Старик помолчал. И Малин совершенно не представлял, что можно сказать в такой ситуации. Наконец, придумал:
– А можно посмотреть на его фотографию?
– Взгляни.
Старый Фернандо вынул цветную фотокарточку сына, закатанную под пластик, как документ, из внутреннего кармана пиджака – то ли заранее приготовил к разговору, то ли всегда носил с собой.
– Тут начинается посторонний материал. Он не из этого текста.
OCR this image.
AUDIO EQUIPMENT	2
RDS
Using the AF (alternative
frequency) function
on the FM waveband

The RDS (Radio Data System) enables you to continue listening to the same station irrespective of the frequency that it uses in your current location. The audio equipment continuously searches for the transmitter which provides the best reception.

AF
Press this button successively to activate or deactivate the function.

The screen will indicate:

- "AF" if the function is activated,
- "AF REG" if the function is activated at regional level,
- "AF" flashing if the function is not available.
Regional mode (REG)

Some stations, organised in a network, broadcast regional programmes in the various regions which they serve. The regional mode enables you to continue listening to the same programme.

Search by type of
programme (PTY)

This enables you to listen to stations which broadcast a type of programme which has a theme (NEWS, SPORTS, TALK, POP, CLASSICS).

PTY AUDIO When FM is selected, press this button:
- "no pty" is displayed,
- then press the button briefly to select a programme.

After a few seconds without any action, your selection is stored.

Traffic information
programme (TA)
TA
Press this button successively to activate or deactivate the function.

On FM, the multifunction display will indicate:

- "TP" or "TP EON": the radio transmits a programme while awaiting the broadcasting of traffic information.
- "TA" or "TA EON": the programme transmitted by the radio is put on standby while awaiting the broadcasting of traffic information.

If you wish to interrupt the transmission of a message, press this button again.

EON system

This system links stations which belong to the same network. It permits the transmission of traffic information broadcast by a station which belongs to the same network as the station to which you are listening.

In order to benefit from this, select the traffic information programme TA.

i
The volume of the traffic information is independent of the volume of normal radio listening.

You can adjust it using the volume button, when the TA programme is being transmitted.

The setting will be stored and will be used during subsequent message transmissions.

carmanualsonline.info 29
Марио Базотти на снимке пятьдесят пятого года был само обаяние и молодость: белозубая добрая улыбка на смуглом лице, черные кудри, черные глаза, греческий нос… На Малина не похож, но что-то неуловимое, тонкое действительно роднило двух молодых людей – Сергея и этого итальянского паренька из далекого, по понятиям Сергея, прошлого. А может быть, просто уже подействовали слова, сказанные загадочным стариком.
– Вы верите в переселение душ?
– Возможно, – тихо отозвался старик, и снова они оба долго молчали.
– Кем он был? – поинтересовался Сергей, когда гнетущая пауза слишком уж затянулась.
– Да так же, как и я – бандитом.
Малин вздрогнул.
– Да, да, сынок. – подтвердил Базотти.
Он упорно продолжал обращаться к Сергею именно так, то ли желая подчеркнуть свое по-родственному теплое отношение, то ли – возникла у Малина и такая мысль – старик уже немножечко спятил и вообразил, что сидит перед ним действительно Марио.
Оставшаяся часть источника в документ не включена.